La decisione di aggiungere l’Australia renderà la futura esercitazione la prima ad includere tutti e quattro gli Stati del Dialogo quadripartito sulla sicurezza, o “Quad”, dalla riconvocazione del gruppo, nel novembre 2017, dopo una pausa di circa dieci anni. La Royal Australian Navy ha partecipato l’ultima volta alla Malabar nel settembre 2007. A quel tempo, le esercitazioni comprendevano anche un piccolo contingente di Singapore. Il Quad fu sciolto subito dopo a causa dell’opposizione cinese.

Il ritorno dell’Australia, quest’anno, sarà considerato una prova evidente della volontà di ricostituire il Dialogo quadripartito sulla sicurezza. L’inclusione di Canberra arriva in un momento di accresciute tensioni tra Cina, da un lato, e India, Stati Uniti e Giappone, dall’altro.
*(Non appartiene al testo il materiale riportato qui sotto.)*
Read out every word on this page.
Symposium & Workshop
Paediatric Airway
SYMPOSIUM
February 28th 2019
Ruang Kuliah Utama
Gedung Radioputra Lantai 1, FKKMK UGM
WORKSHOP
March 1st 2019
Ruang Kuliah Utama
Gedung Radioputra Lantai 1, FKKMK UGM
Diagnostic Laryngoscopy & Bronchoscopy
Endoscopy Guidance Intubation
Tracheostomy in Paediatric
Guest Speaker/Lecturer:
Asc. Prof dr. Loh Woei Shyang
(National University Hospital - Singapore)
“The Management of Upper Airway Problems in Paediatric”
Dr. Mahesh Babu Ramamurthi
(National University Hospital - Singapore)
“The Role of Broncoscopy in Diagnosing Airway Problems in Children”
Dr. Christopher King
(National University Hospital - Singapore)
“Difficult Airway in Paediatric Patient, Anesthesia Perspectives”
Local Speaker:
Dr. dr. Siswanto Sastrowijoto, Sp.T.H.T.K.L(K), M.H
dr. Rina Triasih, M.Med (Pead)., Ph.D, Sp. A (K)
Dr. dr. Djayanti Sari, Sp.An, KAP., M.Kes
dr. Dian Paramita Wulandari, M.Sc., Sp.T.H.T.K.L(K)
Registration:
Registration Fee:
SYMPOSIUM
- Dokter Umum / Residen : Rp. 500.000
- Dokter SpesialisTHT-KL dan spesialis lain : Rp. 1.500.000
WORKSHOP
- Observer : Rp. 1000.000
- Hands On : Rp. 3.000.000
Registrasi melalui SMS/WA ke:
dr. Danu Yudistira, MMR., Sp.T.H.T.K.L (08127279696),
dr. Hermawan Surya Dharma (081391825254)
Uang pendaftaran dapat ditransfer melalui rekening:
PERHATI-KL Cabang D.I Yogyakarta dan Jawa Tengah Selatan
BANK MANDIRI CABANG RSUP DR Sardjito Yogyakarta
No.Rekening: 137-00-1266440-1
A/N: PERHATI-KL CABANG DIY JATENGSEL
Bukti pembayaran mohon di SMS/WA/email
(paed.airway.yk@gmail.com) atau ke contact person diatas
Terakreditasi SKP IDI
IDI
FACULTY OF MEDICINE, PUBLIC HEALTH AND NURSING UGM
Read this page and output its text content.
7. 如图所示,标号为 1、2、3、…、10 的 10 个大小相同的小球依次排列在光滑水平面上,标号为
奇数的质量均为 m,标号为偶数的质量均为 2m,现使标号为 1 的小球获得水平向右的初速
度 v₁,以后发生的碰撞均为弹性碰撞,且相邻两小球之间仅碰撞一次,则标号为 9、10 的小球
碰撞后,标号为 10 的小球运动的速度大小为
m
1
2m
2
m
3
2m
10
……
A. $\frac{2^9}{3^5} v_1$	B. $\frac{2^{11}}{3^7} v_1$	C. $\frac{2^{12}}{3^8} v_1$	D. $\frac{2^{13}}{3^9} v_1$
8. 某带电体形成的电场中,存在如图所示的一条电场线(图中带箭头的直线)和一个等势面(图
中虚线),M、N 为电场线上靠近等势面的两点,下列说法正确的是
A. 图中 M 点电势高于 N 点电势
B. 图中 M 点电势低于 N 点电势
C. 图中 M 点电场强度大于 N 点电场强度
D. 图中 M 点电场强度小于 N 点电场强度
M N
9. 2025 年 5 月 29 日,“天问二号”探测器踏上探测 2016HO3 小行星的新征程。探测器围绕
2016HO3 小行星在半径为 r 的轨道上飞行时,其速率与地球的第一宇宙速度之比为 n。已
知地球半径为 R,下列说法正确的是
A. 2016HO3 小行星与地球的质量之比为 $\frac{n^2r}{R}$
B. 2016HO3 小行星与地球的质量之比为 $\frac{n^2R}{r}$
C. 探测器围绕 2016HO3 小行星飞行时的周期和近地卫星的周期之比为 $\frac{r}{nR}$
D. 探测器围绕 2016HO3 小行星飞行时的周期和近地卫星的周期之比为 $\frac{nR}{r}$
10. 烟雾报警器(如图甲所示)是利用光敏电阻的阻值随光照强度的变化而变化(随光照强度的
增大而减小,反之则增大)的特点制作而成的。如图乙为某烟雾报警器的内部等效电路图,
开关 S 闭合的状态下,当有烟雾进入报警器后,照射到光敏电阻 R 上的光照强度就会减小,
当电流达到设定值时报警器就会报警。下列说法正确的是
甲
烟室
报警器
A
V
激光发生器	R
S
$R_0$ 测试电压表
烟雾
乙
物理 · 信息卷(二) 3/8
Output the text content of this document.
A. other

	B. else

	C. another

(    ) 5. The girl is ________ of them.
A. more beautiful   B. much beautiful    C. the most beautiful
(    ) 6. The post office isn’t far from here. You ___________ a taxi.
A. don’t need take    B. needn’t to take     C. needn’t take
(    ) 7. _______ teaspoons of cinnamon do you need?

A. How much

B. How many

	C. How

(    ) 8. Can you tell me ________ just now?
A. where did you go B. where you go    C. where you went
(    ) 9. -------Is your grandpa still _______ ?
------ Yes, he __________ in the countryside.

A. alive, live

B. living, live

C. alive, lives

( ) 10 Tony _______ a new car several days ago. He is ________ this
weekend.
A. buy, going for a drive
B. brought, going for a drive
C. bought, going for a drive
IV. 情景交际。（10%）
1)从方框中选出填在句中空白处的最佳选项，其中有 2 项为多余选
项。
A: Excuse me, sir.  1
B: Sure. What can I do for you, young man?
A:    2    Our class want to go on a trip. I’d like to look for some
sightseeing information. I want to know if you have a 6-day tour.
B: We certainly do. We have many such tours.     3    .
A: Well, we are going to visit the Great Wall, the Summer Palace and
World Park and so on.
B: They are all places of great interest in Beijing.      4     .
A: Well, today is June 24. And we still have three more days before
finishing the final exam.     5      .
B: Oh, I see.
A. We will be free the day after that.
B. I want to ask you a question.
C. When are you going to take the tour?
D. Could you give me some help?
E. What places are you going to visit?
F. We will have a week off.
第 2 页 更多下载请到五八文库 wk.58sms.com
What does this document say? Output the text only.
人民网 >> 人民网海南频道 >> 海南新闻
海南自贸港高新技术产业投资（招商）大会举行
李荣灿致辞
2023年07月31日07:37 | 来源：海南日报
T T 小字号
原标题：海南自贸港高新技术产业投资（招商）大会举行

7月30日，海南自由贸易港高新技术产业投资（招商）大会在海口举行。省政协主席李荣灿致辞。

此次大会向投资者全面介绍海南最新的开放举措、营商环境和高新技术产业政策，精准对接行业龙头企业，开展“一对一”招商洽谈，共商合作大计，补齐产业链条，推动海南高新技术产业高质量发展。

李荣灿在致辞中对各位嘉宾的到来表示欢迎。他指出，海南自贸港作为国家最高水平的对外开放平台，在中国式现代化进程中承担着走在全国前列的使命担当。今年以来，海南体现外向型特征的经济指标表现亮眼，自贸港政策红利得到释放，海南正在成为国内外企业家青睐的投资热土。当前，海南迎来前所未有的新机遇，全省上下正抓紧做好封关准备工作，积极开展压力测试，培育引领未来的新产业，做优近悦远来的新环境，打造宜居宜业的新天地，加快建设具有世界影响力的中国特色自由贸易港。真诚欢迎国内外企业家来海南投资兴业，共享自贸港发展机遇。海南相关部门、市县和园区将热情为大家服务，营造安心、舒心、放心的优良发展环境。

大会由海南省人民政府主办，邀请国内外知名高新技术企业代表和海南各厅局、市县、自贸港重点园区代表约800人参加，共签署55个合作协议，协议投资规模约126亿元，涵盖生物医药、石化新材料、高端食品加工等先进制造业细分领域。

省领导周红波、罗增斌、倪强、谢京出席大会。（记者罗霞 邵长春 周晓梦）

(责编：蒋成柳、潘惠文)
In particolare, Nuova Delhi si è ritrovata nel mezzo di uno stallo di confine, durato mesi, con l’Esercito popolare di liberazione cinese, nel Ladakh orientale.

L’annuncio del Ministero della Difesa indiano sulla Malabar chiarisce che l’inclusione di Canberra deve essere letta nel contesto degli sforzi in corso da parte dei Paesi Quad per “sostenere collettivamente un Indo-Pacifico libero, aperto e inclusivo”. “I partecipanti all’esercitazione Malabar 2020 si stanno impegnando per migliorare la sicurezza e la protezione nel settore marittimo”, ha aggiunto il comunicato.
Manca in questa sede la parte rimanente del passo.